Les baleines grises de cette partie du Pacifique sont devenues si peu nombreuses que les chercheurs les localisent immédiatement. Après la fonte des glaces, les baleines arrivent dans la lagune de Piltoun, leur "datcha" d'été, pour se nourrir et élever leur progéniture. En septembre, lorsque le froid s'installe, les baleines se dirigent vers le Sud. La nourriture qu'elles trouvent dans la région de Sakhaline leur garantit de passer confortablement l'hiver.

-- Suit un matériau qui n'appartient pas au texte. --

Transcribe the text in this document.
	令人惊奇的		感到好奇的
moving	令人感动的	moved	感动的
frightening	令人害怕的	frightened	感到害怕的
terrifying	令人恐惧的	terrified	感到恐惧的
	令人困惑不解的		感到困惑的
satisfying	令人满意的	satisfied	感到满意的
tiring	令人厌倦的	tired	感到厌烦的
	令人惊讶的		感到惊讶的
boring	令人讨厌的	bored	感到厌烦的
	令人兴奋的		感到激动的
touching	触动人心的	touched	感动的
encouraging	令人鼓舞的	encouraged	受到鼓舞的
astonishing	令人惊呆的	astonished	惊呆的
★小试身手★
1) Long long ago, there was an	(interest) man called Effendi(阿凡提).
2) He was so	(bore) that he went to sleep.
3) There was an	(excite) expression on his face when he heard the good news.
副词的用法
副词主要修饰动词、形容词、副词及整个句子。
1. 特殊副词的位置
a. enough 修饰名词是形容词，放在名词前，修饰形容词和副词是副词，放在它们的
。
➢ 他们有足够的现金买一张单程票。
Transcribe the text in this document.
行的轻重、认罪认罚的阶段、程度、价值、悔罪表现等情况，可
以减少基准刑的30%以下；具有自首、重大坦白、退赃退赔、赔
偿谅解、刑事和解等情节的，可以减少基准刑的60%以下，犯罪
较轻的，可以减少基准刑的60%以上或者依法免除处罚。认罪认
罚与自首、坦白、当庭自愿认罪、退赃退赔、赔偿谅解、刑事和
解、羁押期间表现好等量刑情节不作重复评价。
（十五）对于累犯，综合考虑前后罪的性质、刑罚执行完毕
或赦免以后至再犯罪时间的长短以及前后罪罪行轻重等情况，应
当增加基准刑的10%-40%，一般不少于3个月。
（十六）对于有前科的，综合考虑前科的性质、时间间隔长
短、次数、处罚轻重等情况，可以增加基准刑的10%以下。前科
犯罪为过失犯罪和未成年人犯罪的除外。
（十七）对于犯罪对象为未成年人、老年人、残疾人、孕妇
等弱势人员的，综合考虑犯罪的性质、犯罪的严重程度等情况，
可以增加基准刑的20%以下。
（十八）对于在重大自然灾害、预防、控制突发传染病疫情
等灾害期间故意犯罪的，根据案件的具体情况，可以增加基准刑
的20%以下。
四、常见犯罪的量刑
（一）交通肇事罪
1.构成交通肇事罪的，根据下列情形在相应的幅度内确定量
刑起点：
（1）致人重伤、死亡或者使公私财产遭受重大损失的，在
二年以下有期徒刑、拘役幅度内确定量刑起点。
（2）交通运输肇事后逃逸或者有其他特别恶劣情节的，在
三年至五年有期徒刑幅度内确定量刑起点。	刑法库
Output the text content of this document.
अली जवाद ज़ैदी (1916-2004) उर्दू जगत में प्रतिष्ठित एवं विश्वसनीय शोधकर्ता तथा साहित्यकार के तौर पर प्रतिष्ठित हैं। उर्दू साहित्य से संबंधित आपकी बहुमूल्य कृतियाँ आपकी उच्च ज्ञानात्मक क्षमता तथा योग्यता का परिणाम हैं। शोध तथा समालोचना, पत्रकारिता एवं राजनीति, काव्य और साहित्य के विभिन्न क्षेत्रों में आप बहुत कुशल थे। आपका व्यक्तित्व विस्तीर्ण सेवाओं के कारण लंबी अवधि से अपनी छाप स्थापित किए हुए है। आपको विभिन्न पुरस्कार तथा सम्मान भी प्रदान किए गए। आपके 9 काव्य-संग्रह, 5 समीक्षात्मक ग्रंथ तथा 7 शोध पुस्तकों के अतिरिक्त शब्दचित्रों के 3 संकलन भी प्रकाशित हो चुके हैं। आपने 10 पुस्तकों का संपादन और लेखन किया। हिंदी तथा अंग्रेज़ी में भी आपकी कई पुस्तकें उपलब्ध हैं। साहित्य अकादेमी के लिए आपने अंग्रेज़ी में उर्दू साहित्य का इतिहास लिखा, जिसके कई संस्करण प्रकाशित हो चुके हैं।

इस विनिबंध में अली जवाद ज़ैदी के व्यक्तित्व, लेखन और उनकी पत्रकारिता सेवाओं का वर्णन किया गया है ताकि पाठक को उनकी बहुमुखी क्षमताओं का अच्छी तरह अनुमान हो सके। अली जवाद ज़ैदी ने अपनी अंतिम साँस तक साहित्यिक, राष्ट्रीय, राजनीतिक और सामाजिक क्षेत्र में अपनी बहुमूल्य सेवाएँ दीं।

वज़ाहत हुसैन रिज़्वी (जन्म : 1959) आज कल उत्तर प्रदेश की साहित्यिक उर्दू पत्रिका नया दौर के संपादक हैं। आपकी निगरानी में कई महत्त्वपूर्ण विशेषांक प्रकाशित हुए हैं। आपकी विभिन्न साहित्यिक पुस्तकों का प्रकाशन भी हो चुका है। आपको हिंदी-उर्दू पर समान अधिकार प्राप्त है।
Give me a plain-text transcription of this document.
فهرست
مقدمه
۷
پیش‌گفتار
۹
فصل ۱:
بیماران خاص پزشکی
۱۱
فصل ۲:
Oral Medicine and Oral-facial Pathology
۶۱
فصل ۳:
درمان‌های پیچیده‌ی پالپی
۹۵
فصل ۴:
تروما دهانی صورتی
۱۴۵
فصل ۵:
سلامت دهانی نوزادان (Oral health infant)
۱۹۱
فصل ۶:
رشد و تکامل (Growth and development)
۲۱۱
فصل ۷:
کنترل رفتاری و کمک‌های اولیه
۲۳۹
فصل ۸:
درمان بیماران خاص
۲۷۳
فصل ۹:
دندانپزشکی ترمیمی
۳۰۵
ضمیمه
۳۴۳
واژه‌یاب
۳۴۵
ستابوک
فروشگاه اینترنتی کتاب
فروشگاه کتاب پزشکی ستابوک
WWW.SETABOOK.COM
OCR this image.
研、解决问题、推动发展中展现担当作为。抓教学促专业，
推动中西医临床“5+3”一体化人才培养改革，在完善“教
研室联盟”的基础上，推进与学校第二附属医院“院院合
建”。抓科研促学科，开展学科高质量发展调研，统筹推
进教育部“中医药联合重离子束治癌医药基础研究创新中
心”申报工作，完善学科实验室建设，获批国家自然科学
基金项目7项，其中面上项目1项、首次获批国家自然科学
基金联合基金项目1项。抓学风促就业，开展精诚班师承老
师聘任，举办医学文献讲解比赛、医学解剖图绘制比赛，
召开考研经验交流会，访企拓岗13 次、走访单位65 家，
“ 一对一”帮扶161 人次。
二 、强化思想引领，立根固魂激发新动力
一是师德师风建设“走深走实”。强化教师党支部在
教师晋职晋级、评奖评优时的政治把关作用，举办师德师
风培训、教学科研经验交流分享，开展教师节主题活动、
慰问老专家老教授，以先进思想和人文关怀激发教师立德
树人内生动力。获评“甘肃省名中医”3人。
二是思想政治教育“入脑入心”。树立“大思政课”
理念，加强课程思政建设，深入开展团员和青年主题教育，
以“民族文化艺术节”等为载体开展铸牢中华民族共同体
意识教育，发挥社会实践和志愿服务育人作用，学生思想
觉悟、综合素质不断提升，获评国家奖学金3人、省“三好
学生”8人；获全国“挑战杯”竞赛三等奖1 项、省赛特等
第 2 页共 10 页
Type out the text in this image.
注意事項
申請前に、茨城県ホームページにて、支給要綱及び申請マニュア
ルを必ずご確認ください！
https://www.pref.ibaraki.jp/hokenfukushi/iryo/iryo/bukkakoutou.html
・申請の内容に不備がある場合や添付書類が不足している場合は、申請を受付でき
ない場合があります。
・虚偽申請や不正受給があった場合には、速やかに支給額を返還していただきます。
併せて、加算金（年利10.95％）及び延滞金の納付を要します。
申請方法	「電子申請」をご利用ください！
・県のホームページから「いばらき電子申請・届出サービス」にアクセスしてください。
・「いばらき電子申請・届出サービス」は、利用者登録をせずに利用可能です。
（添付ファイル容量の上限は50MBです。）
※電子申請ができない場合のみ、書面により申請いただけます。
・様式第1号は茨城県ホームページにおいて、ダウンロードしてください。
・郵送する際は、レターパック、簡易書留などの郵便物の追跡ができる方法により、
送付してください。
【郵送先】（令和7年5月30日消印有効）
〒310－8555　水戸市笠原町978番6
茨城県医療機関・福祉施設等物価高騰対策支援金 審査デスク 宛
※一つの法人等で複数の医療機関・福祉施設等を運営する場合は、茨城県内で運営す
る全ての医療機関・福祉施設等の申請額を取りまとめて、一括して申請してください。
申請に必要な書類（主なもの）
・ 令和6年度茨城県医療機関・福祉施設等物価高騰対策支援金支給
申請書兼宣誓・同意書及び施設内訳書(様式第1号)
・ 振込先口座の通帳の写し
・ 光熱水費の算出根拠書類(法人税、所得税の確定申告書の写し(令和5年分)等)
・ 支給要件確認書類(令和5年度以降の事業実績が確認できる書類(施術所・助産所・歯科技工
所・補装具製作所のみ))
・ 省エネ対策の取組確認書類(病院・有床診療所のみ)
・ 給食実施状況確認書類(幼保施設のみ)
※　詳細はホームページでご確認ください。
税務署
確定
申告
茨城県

Rares sont ceux qui savent que l'Homme est déjà responsable de la mort de plusieurs centaines de millions de baleines, de nombreuses espèces ont déjà disparu en subissant les effets néfastes de la technologie. L'été 2004 était considéré comme le dernier pour les baleines de Sakhaline. Mais leur réserve de solidité permet encore à ces mammifères marins datant de l'antiquité de surmonter les difficultés qu'elles endurent. La question est de savoir si elles pourront coexister à la fois avec les humains et le pétrole.

Les opinions exprimées dans cet article sont laissées à la stricte responsabilité de l'auteur.